Merge strategies.
upsert supports different strategies for current-state tables. Choose the strategy that matches source completeness and partition safety.
Strategy comparison
| Strategy | Use when | Risk |
|---|---|---|
delta | Generic key-based merge. | Can scan more target data on large tables. |
delta_by_partition | The merge can safely restrict target partitions. | Requires correct merge_partition_column. |
replace_partitions | The source is complete for the partitions being replaced. | Data loss if source completeness is wrong. |
replace_partitions is implemented with Databricks SQL INSERT INTO ... REPLACE WHERE ... SELECT.

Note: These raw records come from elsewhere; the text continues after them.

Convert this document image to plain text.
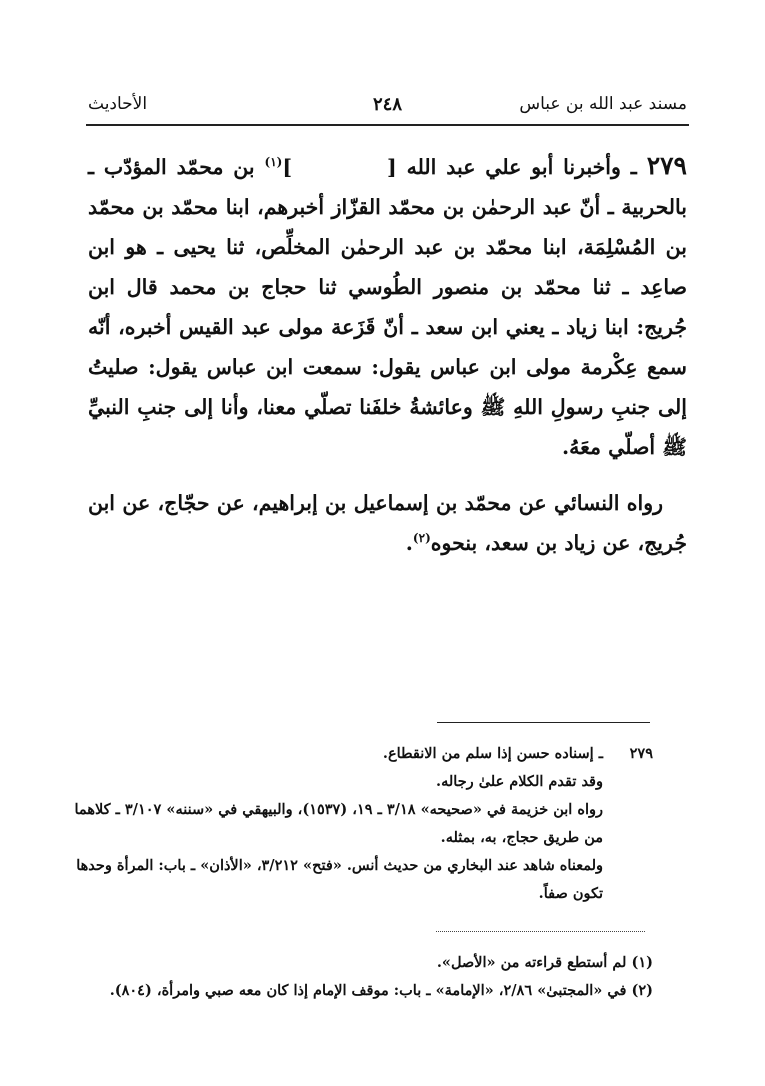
مسند عبد الله بن عباس
٢٤٨
الأحاديث

٢٧٩ ـ وأخبرنا أبو علي عبد الله []$^{(١)}$ بن محمّد المؤدّب ـ بالحربية ـ أنّ عبد الرحمٰن بن محمّد القزّاز أخبرهم، ابنا محمّد بن محمّد بن المُسْلِمَة، ابنا محمّد بن عبد الرحمٰن المخلِّص، ثنا يحيى ـ هو ابن صاعِد ـ ثنا محمّد بن منصور الطُوسي ثنا حجاج بن محمد قال ابن جُريج: ابنا زياد ـ يعني ابن سعد ـ أنّ قَزَعة مولى عبد القيس أخبره، أنّه سمع عِكْرمة مولى ابن عباس يقول: سمعت ابن عباس يقول: صليتُ إلى جنبِ رسولِ اللهِ ﷺ وعائشةُ خلفَنا تصلّي معنا، وأنا إلى جنبِ النبيِّ ﷺ أصلّي معَهُ.

رواه النسائي عن محمّد بن إسماعيل بن إبراهيم، عن حجّاج، عن ابن جُريج، عن زياد بن سعد، بنحوه$^{(٢)}$.

٢٧٩

ـ إسناده حسن إذا سلم من الانقطاع.

وقد تقدم الكلام علىٰ رجاله.

رواه ابن خزيمة في «صحيحه» ٣/١٨ ـ ١٩، (١٥٣٧)، والبيهقي في «سننه» ٣/١٠٧ ـ كلاهما من طريق حجاج، به، بمثله.

ولمعناه شاهد عند البخاري من حديث أنس. «فتح» ٣/٢١٢، «الأذان» ـ باب: المرأة وحدها تكون صفاً.

(١) لم أستطع قراءته من «الأصل».

(٢) في «المجتبیٰ» ٢/٨٦، «الإمامة» ـ باب: موقف الإمام إذا كان معه صبي وامرأة، (٨٠٤).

It is not a simulated delete-and-insert workflow and it is not a generic Spark compatibility path.
Examples
- YAML
- Python
mode: upsert
merge_strategy: delta
merge_keys: [order_id]
result = ingest(..., mode="upsert", merge_strategy="delta", merge_keys=["order_id"])
- YAML
- Python
mode: upsert
merge_strategy: delta_by_partition
merge_keys: [order_id]
merge_partition_column: order_date
result = ingest(
...,
mode="upsert",
merge_strategy="delta_by_partition",
merge_keys=["order_id"],
merge_partition_column="order_date",
)
- YAML
- Python
mode: upsert
merge_strategy: replace_partitions
merge_partition_column: order_date
replace_partitions_source_complete: true
result = ingest(
...,
mode="upsert",
merge_strategy="replace_partitions",
merge_partition_column="order_date",
replace_partitions_source_complete=True,
)
Partition replacement requires evidence
Use replace_partitions only when the source is known to be complete for every partition in the batch. If that cannot be proven, use a merge strategy instead.
ContractForge fails when the affected partition list would exceed the configured predicate limit. Truncating that list would make a destructive replacement ambiguous.